The shortage of Trent 1000 engines extends to subsequent aircraft, including Airplane Seven, the first 787 slated for delivery to launch customer All Nippon Airways, now pushed into the middle of the first quarter of 2011 from the fourth quarter of 2010.

In addition to ETOPS testing, Airplane Nine was scheduled to participate in systems functionality and reliability testing at the end of the third quarter, continuing into the fourth quarter.

Five of Boeing's six flight test aircraft, excluding ZA001, were set to participate in ETOPS testing during the planned 3,100h flight test campaign.

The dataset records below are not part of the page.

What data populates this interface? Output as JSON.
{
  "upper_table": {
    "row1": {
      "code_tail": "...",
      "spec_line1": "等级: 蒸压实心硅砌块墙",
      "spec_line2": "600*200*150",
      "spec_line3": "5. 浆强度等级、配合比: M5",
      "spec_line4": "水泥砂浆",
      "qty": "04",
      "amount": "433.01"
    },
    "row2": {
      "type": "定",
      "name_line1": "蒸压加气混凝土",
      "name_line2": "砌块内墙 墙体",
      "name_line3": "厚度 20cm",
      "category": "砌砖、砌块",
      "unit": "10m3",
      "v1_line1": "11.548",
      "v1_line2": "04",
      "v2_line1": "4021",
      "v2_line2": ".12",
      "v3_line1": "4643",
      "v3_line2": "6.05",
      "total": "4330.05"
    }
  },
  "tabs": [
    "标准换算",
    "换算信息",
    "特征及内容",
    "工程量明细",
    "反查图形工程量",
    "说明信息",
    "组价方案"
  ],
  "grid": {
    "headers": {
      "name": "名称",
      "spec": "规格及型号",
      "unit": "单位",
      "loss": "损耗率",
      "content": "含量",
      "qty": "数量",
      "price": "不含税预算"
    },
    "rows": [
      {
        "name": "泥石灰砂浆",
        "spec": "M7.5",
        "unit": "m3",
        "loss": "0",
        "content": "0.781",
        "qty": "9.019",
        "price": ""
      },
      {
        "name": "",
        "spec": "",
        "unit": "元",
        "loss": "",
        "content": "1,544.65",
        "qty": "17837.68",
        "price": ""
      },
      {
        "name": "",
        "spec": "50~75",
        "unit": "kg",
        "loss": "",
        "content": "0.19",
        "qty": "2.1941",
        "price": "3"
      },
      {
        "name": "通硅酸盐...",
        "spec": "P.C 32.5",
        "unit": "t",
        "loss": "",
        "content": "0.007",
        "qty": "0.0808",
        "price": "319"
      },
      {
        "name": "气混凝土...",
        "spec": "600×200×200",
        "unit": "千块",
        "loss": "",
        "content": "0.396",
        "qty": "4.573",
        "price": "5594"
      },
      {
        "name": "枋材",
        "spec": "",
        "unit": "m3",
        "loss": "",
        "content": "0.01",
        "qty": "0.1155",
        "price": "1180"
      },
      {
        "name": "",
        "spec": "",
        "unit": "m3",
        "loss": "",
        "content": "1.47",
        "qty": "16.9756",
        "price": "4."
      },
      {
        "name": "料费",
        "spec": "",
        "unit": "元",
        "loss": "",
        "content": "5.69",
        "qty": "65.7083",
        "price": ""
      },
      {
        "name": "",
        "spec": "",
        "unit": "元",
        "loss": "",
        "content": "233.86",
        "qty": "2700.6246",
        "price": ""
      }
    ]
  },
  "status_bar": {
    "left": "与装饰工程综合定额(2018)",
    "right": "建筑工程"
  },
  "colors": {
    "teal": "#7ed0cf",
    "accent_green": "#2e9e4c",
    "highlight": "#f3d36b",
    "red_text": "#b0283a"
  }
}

Neither Boeing nor Rolls-Royce are offering details on the future of the Package A engine build, though it is now confirmed that the 2 August failure occurred on a version of that engine slated to power Airplane Nine. Package A engines are set to power the first several 787s for ANA, before switching to Package B for an improvement in fuel consumption to within 1% of original specification.

Rolls-Royce is seeking to distance itself from the uncontained failure. "We have been informed by Boeing that the currently planned dates for Trent 1000 engine deliveries will not support their latest flight test programme requirements. We are working closely with Boeing to expedite delivery in support of their programme schedule," says the engine maker, indirectly suggesting a shift to the left of Boeing's timelines was unachievable.

However, Rolls-Royce emphasises "the engine availability issue is unrelated to the test bed event which occurred earlier this month".

What remains unclear from all parties involved is in what way the failure was related to the delay, yet by all outward appearances the failure prompted Boeing's "assessment of the availability of an engine needed for the final phases of flight test this fall".

Boeing's 787 programme has been beset by nearly three years of delays.